Afirma que en principio acertó el ad quem al manifestar que «Acorde a lo anterior, es claro que en el caso en particular las pretensiones no estaban dirigidas a ganar terreno respecto de la COMPAÑÍA CAFETERA DE LA VICTORIA LTDA. (sic), sino simplemente a delimitarlo de conformidad con la Escritura Publica 721 del 31 de marzo de 2.006»; pero precisa, que en la diligencia practicada el 22 de agosto 2017 se ocasionó «un menoscabo de las hectáreas en favor de la COMPAÑÍA CAFETERA LA VICTORIA LTDA (sic)».

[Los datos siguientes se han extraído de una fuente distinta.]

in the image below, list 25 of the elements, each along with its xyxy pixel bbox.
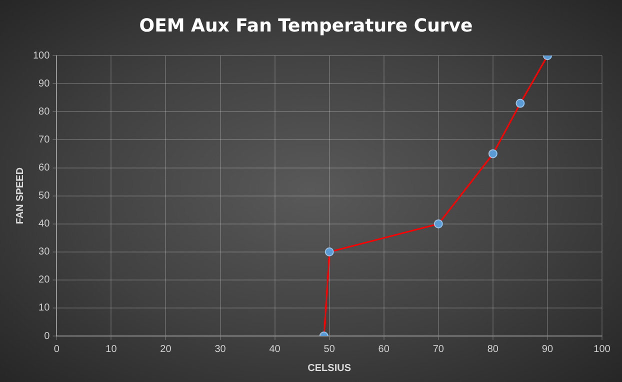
y-tick-label: 70 — [38, 134, 50, 146]
x-tick-label: 80 — [487, 344, 499, 355]
y-tick-label: 30 — [38, 246, 50, 258]
y-tick-label: 100 — [32, 50, 50, 62]
x-tick-label: 50 — [324, 344, 336, 355]
y-tick-label: 90 — [38, 78, 50, 90]
x-axis-title: CELSIUS — [308, 362, 352, 374]
x-tick-label: 100 — [594, 344, 611, 355]
x-tick-label: 60 — [378, 344, 390, 355]
y-axis-title: FAN SPEED — [14, 167, 26, 224]
x-tick-label: 20 — [160, 344, 172, 355]
y-tick-label: 80 — [38, 106, 50, 118]
chart-title: OEM Aux Fan Temperature Curve — [139, 15, 473, 36]
x-tick-label: 90 — [542, 344, 554, 355]
y-tick-label: 10 — [38, 302, 50, 314]
y-tick-label: 20 — [38, 274, 50, 286]
x-tick-label: 30 — [214, 344, 226, 355]
x-tick-label: 0 — [54, 344, 60, 355]
y-tick-label: 60 — [38, 162, 50, 174]
x-tick-label: 10 — [106, 344, 118, 355]
y-tick-label: 40 — [38, 218, 50, 230]
y-tick-label: 50 — [38, 190, 50, 202]
y-tick-label: 0 — [44, 330, 50, 342]
x-tick-label: 70 — [432, 344, 444, 355]
x-tick-label: 40 — [269, 344, 281, 355]
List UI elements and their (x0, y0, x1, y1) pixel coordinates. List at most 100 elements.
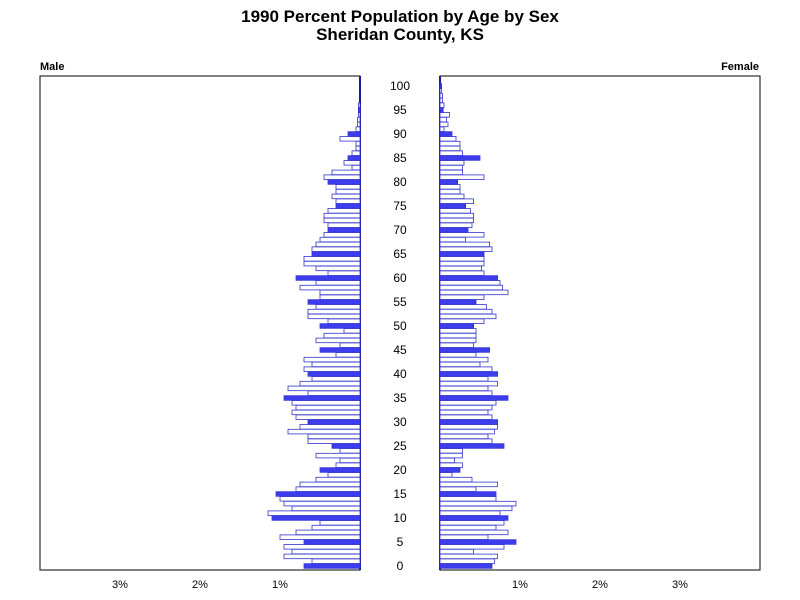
female-bar-age-21 (439, 462, 463, 468)
male-bar-age-34 (291, 400, 361, 406)
male-bar-age-28 (287, 428, 361, 435)
female-bar-age-75 (439, 203, 467, 209)
male-bar-age-62 (315, 265, 361, 272)
female-bar-age-46 (439, 342, 474, 348)
male-bar-age-73 (323, 212, 361, 219)
female-bar-age-17 (439, 481, 498, 488)
male-bar-age-69 (323, 232, 361, 238)
female-bar-age-19 (439, 472, 453, 478)
female-bar-age-77 (439, 193, 465, 200)
female-bar-age-48 (439, 332, 477, 339)
male-bar-age-87 (355, 145, 361, 152)
female-bar-age-93 (439, 116, 447, 123)
male-bar-age-42 (311, 361, 361, 368)
age-tick-label-35: 35 (393, 391, 407, 405)
female-bar-age-11 (439, 510, 501, 516)
female-bar-age-76 (439, 198, 474, 204)
male-bar-age-70 (327, 227, 361, 233)
male-bar-age-27 (307, 433, 361, 440)
male-bar-age-85 (347, 155, 361, 161)
female-bar-age-32 (439, 409, 489, 416)
male-bar-age-47 (315, 337, 361, 344)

Acto seguido, expresa lo siguiente: La demanda de oposición presentada, por la COMPAÑÍA CAFETERA LA VICTORIA LTDA, (sic) solo podía tener fundamento repudiar (sic) el daño causado con la decisión proferida por el Juzgado 1º Civil del Circuito de Santa Marta, al trazar la línea divisoria entre los predios de la FUNDACION (sic) PROAVES DE COLOMBIA y la COMPAÑÍA CAFETERA LA VICTORIA SAS, disminuyendo de la demanda, en este caso la demandada en el presente proceso, en la diligencia practicada el 22 de agosto de 2.017.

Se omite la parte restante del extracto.